Local teen runs peer support group for mental health
Amber Leyba-Castle, right, works with Christina Cernansky, the executive director of the nonprofit National Alliance on Mental Illness-Wood River Valley, to support people with mental illness.
“Find what supports you.”
Amber Leyba-Castle, Creator of Bluebirds Teen Support Group & Club
The idea started over shrimp and grits. Amber Leyba-Castle and Christina Cernansky were cooking dinner together when Leyba-Castle thought of a support and advocacy group for her fellow classmates. The Bluebird Teen Support Group & Club soon evolved from an idea to an action.
“A program designed for pro-active and compassionate students, alongside of their peers and school staff, to give and receive support for mental health issues, as well as to advocate for the de-stigmatization of mental health,” an informational flyer about the group explains.
That sounds like a lot, but essentially it’s a support and advocacy group in which teens can talk among their peers about difficult topics such as depression, anxiety and suicide, and educate their peers on suicide prevention and how to spot the warning signs. The group provides coping skills and provides a safe space where students can offer each other encouragement, advice and advocacy, in a private environment.

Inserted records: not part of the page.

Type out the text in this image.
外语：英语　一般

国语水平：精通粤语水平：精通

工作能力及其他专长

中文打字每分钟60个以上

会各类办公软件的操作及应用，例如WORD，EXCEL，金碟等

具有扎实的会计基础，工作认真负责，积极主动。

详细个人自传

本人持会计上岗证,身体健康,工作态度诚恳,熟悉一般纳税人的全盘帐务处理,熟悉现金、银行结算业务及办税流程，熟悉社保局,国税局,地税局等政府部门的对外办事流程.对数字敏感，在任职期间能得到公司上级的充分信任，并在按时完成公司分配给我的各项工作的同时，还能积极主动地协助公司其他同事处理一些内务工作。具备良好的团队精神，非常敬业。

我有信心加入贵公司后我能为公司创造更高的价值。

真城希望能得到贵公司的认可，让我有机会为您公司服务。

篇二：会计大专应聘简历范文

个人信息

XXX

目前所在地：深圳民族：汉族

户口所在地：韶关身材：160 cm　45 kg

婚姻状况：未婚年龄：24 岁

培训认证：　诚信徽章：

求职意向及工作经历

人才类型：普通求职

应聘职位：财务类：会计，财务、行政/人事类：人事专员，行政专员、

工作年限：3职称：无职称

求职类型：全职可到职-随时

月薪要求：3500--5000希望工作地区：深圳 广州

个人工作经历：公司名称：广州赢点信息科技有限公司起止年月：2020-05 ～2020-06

Leyba-Castle, 18, sat on a couch in the office of the National Alliance on Mental Illness-Wood River Valley at the Blaine County Community Center last week as she discussed with the Idaho Mountain Express her involvement with NAMI. She said she took up the advocacy of mental-health awareness after being personally affected by it through her own adversities. She chose her “personal project”—a project that each high school student must complete—to be a silent-auction event that would raise money for NAMI. As a sophomore in high school, she raised $500, and when she went to Cernansky—the executive director of the local NAMI chapter—to present the check, Cernansky offered her an internship.
Leyba-Castle wanted to create something for her peers, a venue where they could talk about all of the anxieties and stresses of being in middle school and high school, and how to get through it. The Bluebirds program was launched in spring 2017 as two parts: a support group that meets once a week during the school day in a confidential meeting space facilitated by a licensed health professional—usually the school counselor—and a club that meets once a week after school that “provides a venue and opportunity for students to access healthy activities, to have open conversations, and to practice mental health and well-being skills in their daily lives,” the informational flyer states.
“High school is only four years—such a small part of everyone’s life,” Leyba-Castle said.
She is now a senior at Wood River High School, getting ready to go to Idaho State University to pursue a degree in psychology with the hope of having her own practice someday.
For now, she works with Cernansky on a daily basis, to create a curriculum that can open the door for other schools to start a Bluebird program of their own, something that NAMI has never had before.
The term Bluebirds came from a famous Disney song titled “Zip-a-Dee-Doo-Dah.” The song resonated with Leyba-Castle and Cernansky as one that says you’ll be OK, even through adversities.
Leyba-Castle said most of the struggles she sees in her peers are anxieties from school—standardized testing and challenging classes—and from social anxieties of just being in high school, social status, economic status, etc.
Cernansky called that “uncharted territory”—hence the curriculum being created from scratch by Leyba-Castle with her help.
The program has been successful in Leyba-Castle’s eyes. She said there’s a sense of comradery within the group, and that through presentations to classes at the high school, more students are becoming aware of the group and ways they can get involved, or just become more aware of mental-health issues and break the stigmas about them.
“Find what supports you,” Leyba-Castle said she tells anyone experiencing anxiety or depression. “Find something that lets you escape those stresses.”
The program explores some of those outlets through group activities that are free to the participants. One example is when the group decorated holiday cookies prior to winter break. While decorating, they discussed coping skills that could help them get through the holidays, which can often be stressful.
Six months ago, the program received a $5,000 state grant from the South Central Behavioral Health Board, which Leyba-Castle plans to use to create a “tool kit” including materials, ideas, best practices and curriculum to give to other schools that want to start a program of their own.
Cernansky said there has been immense support from the community, including partnerships, cooperation from school administrators and collaborations with nonprofit groups in the valley.
Leyba-Castle said, “We’re really fortunate to live here and have these resources.”
That being said, the awareness and advocacy must continue. In March, NAMI will host its annual “Journey to Wellness” art show. This year, the event will feature artwork from two art classes at Wood River High School, and funds generated will go toward mental-health resources in the community. The theme of the art centers around the Bluebirds theme, which suggests that “sometimes when you’re feeling down and blue, remember you will fly,” the event’s flyer states.